Home loan borrowers can now deduct funding fees
Starting this year, Veterans, service members and their surviving spouses can deduct VA funding fees on their taxes when purchasing a home using the VA-guaranteed home loan.
The VA funding fee is a one-time payment that the Veteran, service member or survivor pays on a VA-backed or VA direct home loan. Generally, the VA home loan program doesn’t require the Veteran to make a down payment, and the program never requires monthly mortgage insurance. VA also grants exemptions of the funding fee to those who receive VA compensation for their service-connected disabilities, Purple Heart recipients still serving on active duty and others.
The funding fee ranges from 0.5%–3.3% depending on the loan type, loan amount, down payment amount and whether the Veteran is a first-time user of the VA home loan program. Veterans pay the funding fee at closing, in one of two ways: It can be generally included in the loan amount or paid at closing.
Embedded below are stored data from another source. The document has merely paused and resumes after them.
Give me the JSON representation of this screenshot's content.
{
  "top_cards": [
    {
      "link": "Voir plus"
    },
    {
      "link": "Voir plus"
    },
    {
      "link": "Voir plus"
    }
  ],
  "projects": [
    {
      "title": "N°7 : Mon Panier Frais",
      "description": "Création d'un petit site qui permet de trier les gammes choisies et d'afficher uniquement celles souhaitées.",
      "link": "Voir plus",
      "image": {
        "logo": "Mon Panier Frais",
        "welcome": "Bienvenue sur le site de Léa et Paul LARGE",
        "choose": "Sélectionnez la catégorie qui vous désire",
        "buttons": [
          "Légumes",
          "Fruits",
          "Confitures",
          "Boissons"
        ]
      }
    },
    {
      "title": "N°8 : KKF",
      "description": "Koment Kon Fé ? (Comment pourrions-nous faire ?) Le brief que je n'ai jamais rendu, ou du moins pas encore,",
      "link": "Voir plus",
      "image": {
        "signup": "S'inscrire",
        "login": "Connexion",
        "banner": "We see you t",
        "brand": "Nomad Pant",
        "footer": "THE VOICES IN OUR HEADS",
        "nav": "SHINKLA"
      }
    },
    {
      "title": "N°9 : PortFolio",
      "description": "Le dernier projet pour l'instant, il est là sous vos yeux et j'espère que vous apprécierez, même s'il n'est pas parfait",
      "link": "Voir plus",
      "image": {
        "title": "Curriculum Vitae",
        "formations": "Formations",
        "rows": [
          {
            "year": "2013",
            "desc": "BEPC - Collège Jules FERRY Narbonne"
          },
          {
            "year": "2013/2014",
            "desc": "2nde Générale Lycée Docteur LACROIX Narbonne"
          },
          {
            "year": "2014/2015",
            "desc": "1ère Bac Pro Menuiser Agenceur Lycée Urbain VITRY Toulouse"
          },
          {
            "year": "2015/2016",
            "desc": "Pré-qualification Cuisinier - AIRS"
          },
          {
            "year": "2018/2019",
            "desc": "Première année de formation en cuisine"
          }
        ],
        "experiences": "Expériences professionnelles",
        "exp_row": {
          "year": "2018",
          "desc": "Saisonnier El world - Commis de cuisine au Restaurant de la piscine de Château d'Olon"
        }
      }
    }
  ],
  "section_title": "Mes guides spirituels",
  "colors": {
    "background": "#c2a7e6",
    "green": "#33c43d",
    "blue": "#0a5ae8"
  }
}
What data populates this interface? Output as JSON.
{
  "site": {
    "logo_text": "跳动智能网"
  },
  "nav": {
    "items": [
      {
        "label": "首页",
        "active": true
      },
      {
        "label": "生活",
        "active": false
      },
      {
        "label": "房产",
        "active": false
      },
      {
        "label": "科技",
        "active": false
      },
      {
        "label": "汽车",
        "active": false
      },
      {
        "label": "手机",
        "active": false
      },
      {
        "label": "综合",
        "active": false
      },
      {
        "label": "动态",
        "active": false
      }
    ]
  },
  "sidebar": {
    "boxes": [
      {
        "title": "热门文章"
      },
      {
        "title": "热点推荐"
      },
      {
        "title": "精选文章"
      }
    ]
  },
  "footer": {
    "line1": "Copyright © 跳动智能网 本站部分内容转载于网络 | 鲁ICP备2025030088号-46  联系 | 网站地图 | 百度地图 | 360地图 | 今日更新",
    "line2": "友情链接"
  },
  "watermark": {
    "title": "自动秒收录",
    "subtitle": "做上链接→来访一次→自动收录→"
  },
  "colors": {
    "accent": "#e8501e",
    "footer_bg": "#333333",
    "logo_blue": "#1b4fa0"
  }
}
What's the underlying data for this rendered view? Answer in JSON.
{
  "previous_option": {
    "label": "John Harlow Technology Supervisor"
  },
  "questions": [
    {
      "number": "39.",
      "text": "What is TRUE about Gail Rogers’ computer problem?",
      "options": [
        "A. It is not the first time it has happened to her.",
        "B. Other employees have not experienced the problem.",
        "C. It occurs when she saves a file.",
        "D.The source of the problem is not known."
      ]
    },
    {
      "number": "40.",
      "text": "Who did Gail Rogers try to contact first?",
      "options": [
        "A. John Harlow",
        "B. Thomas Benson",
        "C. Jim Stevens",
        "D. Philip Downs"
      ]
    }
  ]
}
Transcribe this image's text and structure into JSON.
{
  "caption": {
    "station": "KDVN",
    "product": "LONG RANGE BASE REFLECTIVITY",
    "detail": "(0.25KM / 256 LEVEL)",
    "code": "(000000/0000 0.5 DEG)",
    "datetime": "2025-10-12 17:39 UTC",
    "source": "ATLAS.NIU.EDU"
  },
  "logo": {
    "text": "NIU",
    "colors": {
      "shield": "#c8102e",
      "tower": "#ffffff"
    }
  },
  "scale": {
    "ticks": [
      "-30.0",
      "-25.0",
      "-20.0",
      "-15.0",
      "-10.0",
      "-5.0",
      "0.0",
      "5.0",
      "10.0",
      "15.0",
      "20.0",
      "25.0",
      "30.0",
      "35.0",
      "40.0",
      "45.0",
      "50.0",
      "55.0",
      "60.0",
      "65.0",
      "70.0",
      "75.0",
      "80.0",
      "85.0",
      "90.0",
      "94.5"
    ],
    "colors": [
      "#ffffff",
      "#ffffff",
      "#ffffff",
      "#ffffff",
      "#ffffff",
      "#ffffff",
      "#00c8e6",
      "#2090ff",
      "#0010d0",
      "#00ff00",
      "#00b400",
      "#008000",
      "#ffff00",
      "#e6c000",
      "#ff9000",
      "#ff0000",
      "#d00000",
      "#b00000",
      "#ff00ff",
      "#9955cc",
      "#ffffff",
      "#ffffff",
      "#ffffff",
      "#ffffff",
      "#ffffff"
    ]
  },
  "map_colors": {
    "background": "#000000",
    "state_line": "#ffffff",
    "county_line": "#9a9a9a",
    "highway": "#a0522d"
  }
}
“VA just recently reached a milestone of granting the 29 millionth VA-guaranteed home loan to Veterans, service members and surviving spouses who served and sacrificed on behalf of our grateful nation,” said Patrick Zondervan, executive director of VA’s Loan Guaranty Service. “We are pleased that eligible new borrowers can now deduct the funding fee and potentially put more money back in their pockets, which is where it belongs.”
This post is for informational purposes only and is not intended to be, and should not be construed as, tax, legal or accounting advice. You should consult your own tax advisor or legal counsel regarding your specific situation before making any decisions.